In today’s technologically advanced world, it’s easy to get caught up in the hype of having all the newest gadgets. But do we really need
them? Here are the five best reasons not to get an electric can opener.
1. Cross-contamination and bacteria is a serious risk.
There’s a reason that most professional kitchens use manually-operated can openers – they’re washable, and should be regularly washed.
Think about how a can opener works; a small sharp point is inserted into a can and pressure is applied until the top of the can is penetrated. For all intents and purposes, that functional tip of the can opener has been inserted into the can, thereby being exposed to all of the bacteria living within the can. In addition to this, the initial piercing causes a small outflux of air from the can; while this might not seem like much, the problems that we’re facing in a kitchen involve microscopic bacteria, and it doesn’t take a large amount of space for bacteria to move and thrive.
One could argue that the amount of food and bacteria on a can opener is negligible, but take into consideration the frequency with which we use our can openers. The average person uses a can opener at least once a day, and often uses it more than once per session to open various types of foods, so it’s easy to see how germ buildup could occur.
2. They are not always terribly user-friendly.
There are many people in the world who are absolutely brilliant but cannot, for the life of them, manage to use a mechanical can-opener, which was created not to confound people but rather to save time and energy. Sure, you laugh. Who has problems operating electric can-openers, you ask? Left-handed people. While most lefties can assimilate to a right-handed world for manual habitual tasks, such as operating a manual can-opener, the positioning for an electric one asks the left-handed brain to operate in a manner contradictory to its given wiring.

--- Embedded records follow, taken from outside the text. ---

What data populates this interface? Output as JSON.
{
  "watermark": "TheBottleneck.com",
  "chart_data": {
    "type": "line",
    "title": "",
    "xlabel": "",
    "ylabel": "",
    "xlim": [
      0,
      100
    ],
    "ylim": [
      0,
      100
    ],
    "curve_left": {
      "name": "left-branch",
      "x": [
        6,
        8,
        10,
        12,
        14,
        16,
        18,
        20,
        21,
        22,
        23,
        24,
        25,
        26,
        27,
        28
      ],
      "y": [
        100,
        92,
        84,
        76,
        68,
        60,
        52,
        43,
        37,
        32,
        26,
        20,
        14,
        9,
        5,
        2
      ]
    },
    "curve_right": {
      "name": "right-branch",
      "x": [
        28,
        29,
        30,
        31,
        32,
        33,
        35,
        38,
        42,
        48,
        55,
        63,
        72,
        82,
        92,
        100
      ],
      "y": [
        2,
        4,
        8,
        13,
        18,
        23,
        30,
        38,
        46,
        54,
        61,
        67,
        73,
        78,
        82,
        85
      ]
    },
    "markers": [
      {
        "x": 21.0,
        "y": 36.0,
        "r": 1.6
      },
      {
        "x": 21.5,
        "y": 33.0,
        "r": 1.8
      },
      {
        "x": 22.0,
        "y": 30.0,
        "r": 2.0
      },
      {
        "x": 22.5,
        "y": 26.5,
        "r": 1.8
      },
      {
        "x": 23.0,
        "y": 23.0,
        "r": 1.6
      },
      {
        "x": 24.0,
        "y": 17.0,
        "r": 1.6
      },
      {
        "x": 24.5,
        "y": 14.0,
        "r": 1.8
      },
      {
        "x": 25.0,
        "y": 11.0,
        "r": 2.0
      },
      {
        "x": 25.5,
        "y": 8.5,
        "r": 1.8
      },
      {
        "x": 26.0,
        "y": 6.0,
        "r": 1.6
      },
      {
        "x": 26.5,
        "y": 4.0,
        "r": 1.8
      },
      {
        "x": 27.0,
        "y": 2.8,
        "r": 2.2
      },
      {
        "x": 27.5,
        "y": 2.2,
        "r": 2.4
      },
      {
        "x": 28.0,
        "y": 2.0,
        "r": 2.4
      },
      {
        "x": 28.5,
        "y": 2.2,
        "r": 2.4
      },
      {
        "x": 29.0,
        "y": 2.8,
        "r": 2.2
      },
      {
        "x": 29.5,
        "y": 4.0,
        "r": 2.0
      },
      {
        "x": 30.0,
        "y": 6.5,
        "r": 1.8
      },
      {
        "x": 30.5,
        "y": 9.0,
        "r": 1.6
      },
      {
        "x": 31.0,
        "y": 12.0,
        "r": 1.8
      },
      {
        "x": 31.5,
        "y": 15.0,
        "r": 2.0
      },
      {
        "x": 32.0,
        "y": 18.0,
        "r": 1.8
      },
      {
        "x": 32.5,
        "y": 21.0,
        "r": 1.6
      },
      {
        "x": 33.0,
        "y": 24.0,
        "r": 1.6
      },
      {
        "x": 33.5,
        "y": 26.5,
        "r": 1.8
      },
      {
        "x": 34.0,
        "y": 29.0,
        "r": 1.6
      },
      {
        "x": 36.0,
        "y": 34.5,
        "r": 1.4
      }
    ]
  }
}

3. They take up vital counter space.
If you have more than enough space in your kitchen to comfortably hold all of your appliances and still have enough room left over to function, count yourself among one of the lucky few. In a world of apartment living, condos and townhomes, kitchens rarely afford enough space to fit the bare kitchen essentials, such as a microwave, coffee pot, mixer, cutting board and so on. While a manual can opener can fit neatly tucked away in a drawer, an electric can opener takes up yet more valuable space and one more sparse electrical plug.
4. They waste electricity.
The amount of energy that a can opener uses may be minimal, but the fact of the matter is that any time an appliance is plugged in, it is using energy – whether or not it is actually in use. The outlet is constantly sending an electric current through any plugged in machinery, and while the amount that you would save yearly from an electric can opener might average somewhere less than 50 dollars, think of the other things you could do with that money. You could buy enough decent manual can openers for a city block with that.
5. They aren’t terribly safe for children.
Anything with sharp edges and whirling metal bits is not safe for children. It might seem harmless enough, with its shiny plastic, up on the counter, pushed all the way back so that it’s out of easy reach, but here’s the simple truth: your children climb on the counters when you’re not looking. You can argue that you always leave it unplugged, but there are times when you’re likely to forget. All it takes is one phone call in the middle of dinner and a rambunctious toddler, and the next thing you know, you’re rushing someone to the hospital and hoping that blood stains come out of the Formica.
A manual can opener offers children the ability to learn to do something without the aid of technology and reassures adults that their children can try all day long without getting injured. It’s physically impossible for a small child to apply enough pressure with one hand to cause bodily harm with a manual can opener (unless, of course, they’re using the can opener for other purposes, like hitting a sibling).
For these reasons, one should sincerely consider sticking with the tried-and-true manual can opener. One with sturdy grips should be more than sufficient to get the job done.